Diomaye Faye est membre fondateur du Pastef au même titre que Ousmane Sonko. En tant que secrétaire général du parti, il était l’architecte de la doctrine et de l’administration interne. Dieu seul sait comment le poste de secrétaire général dans une association exige un cerveau mécanique.

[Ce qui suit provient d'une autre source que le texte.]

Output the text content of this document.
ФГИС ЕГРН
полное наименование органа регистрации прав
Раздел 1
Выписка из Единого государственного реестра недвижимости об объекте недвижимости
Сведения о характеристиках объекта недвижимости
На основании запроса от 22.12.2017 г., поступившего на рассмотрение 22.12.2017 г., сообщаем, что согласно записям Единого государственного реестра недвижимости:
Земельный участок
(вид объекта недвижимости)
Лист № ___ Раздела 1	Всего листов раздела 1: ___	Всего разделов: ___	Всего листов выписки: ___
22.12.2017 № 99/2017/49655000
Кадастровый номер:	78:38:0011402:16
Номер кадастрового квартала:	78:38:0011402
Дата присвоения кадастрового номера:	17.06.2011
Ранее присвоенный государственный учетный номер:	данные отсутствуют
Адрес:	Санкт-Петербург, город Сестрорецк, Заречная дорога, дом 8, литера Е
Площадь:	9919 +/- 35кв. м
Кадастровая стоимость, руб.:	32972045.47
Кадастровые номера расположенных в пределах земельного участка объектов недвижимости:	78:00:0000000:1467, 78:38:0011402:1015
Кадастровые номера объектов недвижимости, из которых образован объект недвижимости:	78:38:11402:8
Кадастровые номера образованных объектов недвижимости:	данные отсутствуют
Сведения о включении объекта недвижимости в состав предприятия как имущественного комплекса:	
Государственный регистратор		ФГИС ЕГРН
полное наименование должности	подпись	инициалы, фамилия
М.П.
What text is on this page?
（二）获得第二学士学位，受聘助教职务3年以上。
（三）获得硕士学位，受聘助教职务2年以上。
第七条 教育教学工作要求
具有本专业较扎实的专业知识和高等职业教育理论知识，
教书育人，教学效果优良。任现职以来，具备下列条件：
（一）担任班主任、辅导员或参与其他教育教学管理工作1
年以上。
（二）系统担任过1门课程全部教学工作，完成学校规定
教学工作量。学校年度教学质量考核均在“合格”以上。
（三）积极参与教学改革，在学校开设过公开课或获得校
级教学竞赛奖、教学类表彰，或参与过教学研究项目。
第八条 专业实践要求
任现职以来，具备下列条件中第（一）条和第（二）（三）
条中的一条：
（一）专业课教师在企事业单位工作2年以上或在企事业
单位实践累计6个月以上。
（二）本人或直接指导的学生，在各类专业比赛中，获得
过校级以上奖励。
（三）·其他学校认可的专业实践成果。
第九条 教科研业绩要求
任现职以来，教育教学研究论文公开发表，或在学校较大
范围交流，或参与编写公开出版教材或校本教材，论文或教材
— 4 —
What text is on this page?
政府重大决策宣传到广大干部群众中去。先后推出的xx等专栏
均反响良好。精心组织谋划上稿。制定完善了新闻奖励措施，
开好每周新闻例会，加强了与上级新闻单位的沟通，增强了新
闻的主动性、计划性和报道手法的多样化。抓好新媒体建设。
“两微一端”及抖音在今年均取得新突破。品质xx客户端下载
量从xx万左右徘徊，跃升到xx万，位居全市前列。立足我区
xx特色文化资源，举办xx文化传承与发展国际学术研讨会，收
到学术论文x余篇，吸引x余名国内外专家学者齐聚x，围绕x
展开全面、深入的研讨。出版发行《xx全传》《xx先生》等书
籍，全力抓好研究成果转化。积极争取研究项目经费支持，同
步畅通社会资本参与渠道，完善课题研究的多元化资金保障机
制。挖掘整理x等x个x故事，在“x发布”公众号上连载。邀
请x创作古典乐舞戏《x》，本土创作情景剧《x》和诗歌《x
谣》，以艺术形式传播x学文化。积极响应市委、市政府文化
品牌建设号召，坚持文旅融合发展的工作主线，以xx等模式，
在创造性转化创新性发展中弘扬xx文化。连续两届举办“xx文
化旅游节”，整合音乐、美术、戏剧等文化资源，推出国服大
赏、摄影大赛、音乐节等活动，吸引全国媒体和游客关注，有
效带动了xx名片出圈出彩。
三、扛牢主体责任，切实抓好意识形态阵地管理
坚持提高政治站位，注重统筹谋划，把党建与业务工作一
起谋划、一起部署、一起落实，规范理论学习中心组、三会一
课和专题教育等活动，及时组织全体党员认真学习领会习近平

Et donc, Ousmane Sonko est devenu président du Pastef grâce à son charisme et sa capacité à porter la voix des autres en public, et non pour le fait qu’il serait mieux que Faye sur le plan de la gouvernance. Diomaye Faye, secrétaire général à l’époque et donc très méthodique et procédural, est devenu président du Sénégal par destin. (C’est généralement Dieu qui donne le pouvoir, et contre toute attente) N’oubliez pas que Diomaye Faye est plutôt discret et prudent dans ses démarches, contrairement à Sonko qui est un guerrier de premier rang, toujours près à faire face sans tenir compte des moyens de l’adversaire. Il est de fait plus enclin à faire plaisir au peuple, par une attitude populiste, c’est un politicien pur.
De plus, Ousmane Sonko me donne l’impression d’être hautain vis-à-vis de Diomaye Faye, ce qui peut expliquer que Faye préfère souvent décider sans trop discuter avec lui, pour éviter de subir la condescendance d’une personne qui lui rappelle à la moindre occasion qu’il est son grand frère. Si vous êtes un président aimé par tout le peuple, faites attention, c’est dangereux car, lorsque vous êtes au pouvoir, il n’y a pas qu’au peuple que vous vous rendez compte, il y a Dieu, ensuite les partenaires internationaux, les conventions internationales, etc.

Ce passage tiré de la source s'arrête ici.